Lui – John – con gli occhi azzurri velati dalle lenti, la montatura nera, severa degli occhiali, sempre elegante, le ha risposto così:

Ho il sospetto che tu abbia ragione riguardo le potenzialità commerciali del libro, ma credo che a questo proposito il mio romanzo possa riservarci sorprese. Certo non mi illudo che diventi un bestseller o qualcosa di simile, ma se verrà presentato come si deve (c’è sempre questo alibi) – cioè se l’editore non lo proporrà solo come l’ennesimo “romanzo accademico”, potrebbe vendere bene. L’unica cosa di cui sono certo è che si tratti di un bel romanzo: col tempo potrebbe persino essere considerato un romanzo molto bello.

E infatti il libro è stato pubblicato, no?

Eppure Marie aveva ragione, forse. Avevano ragione, tutti quanti, si sta chiedendo adesso. È un personaggio così tanto incolore, il suo?

Quell’anno è un anno importante. In Cina comincia la rivoluzione culturale.
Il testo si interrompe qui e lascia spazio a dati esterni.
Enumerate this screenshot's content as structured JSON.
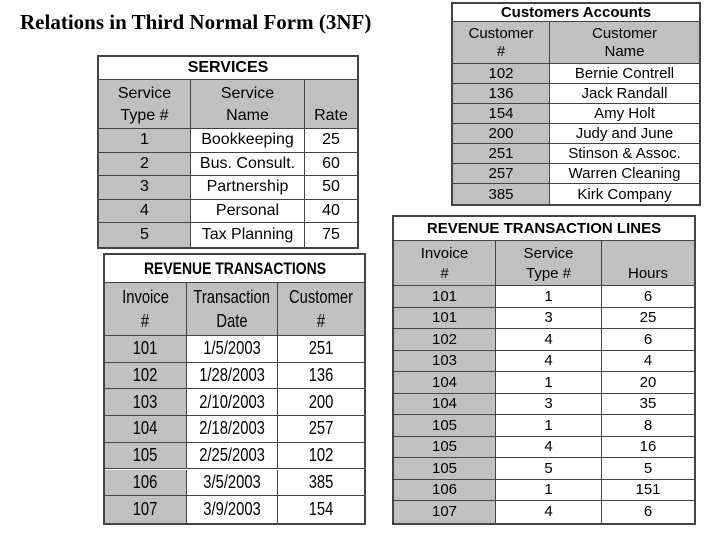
{
  "title": "Relations in Third Normal Form (3NF)",
  "tables": [
    {
      "title": "Customers Accounts",
      "headers": [
        [
          "Customer",
          "#"
        ],
        [
          "Customer",
          "Name"
        ]
      ],
      "rows": [
        [
          "102",
          "Bernie Contrell"
        ],
        [
          "136",
          "Jack Randall"
        ],
        [
          "154",
          "Amy Holt"
        ],
        [
          "200",
          "Judy and June"
        ],
        [
          "251",
          "Stinson & Assoc."
        ],
        [
          "257",
          "Warren Cleaning"
        ],
        [
          "385",
          "Kirk Company"
        ]
      ]
    },
    {
      "title": "SERVICES",
      "headers": [
        [
          "Service",
          "Type #"
        ],
        [
          "Service",
          "Name"
        ],
        [
          "Rate"
        ]
      ],
      "rows": [
        [
          "1",
          "Bookkeeping",
          "25"
        ],
        [
          "2",
          "Bus. Consult.",
          "60"
        ],
        [
          "3",
          "Partnership",
          "50"
        ],
        [
          "4",
          "Personal",
          "40"
        ],
        [
          "5",
          "Tax Planning",
          "75"
        ]
      ]
    },
    {
      "title": "REVENUE TRANSACTIONS",
      "headers": [
        [
          "Invoice",
          "#"
        ],
        [
          "Transaction",
          "Date"
        ],
        [
          "Customer",
          "#"
        ]
      ],
      "rows": [
        [
          "101",
          "1/5/2003",
          "251"
        ],
        [
          "102",
          "1/28/2003",
          "136"
        ],
        [
          "103",
          "2/10/2003",
          "200"
        ],
        [
          "104",
          "2/18/2003",
          "257"
        ],
        [
          "105",
          "2/25/2003",
          "102"
        ],
        [
          "106",
          "3/5/2003",
          "385"
        ],
        [
          "107",
          "3/9/2003",
          "154"
        ]
      ]
    },
    {
      "title": "REVENUE TRANSACTION LINES",
      "headers": [
        [
          "Invoice",
          "#"
        ],
        [
          "Service",
          "Type #"
        ],
        [
          "Hours"
        ]
      ],
      "rows": [
        [
          "101",
          "1",
          "6"
        ],
        [
          "101",
          "3",
          "25"
        ],
        [
          "102",
          "4",
          "6"
        ],
        [
          "103",
          "4",
          "4"
        ],
        [
          "104",
          "1",
          "20"
        ],
        [
          "104",
          "3",
          "35"
        ],
        [
          "105",
          "1",
          "8"
        ],
        [
          "105",
          "4",
          "16"
        ],
        [
          "105",
          "5",
          "5"
        ],
        [
          "106",
          "1",
          "151"
        ],
        [
          "107",
          "4",
          "6"
        ]
      ]
    }
  ]
}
Muoiono Churchill e poi, subito dopo, Malcom X (gennaio e febbraio). La guerra in Vietnam (l’orrore è ancora lungo) e la marcia di Selma.

Ma quel romanzo, Stoner, che sta vendendo poco – non verrà neppure ristampato – racconta una storia privatissima, la storia di un uomo nato a Booneville, nel Missouri, in una fattoria.

Un contadino che si fa professore, un uomo quieto, parecchio silenzioso. Niente di foolish, feeling, suffering, niente di romantico, niente di appassionato, o almeno così pare. La storia di un uomo dal nome di pietra. Un suono flebile, raccolto. Solo un sussurro, una vita qualunque.

L’uomo elegante – John, cresciuto in Texas, figlio di un custode di un ufficio postale – saluta un suo collega, un gruppo di studenti. Aggiusta la cartella sotto il braccio. È ancora amareggiato, dopo la lunga attesa.

Sta ritornando a casa o sta andando a lezione, una delle due cose – chi lo sa? Cammina lentamente, perciò riusciamo a seguirlo, nell’edificio austero dell’università.

Ma poi, all’improvviso, qualcuno lo chiama: “Professor Williams? Scusi?”, una voce qualunque alle sue spalle – probabilmente noi, sarebbe bello – e allora lui si volta e lo vediamo in faccia. Ci guarda, per un attimo, dalla vertigine di più di quarant’anni trascorsi da quel giorno, da quella primavera, un tempo così lungo, socchiude gli occhi e poi risponde: “Sì?”.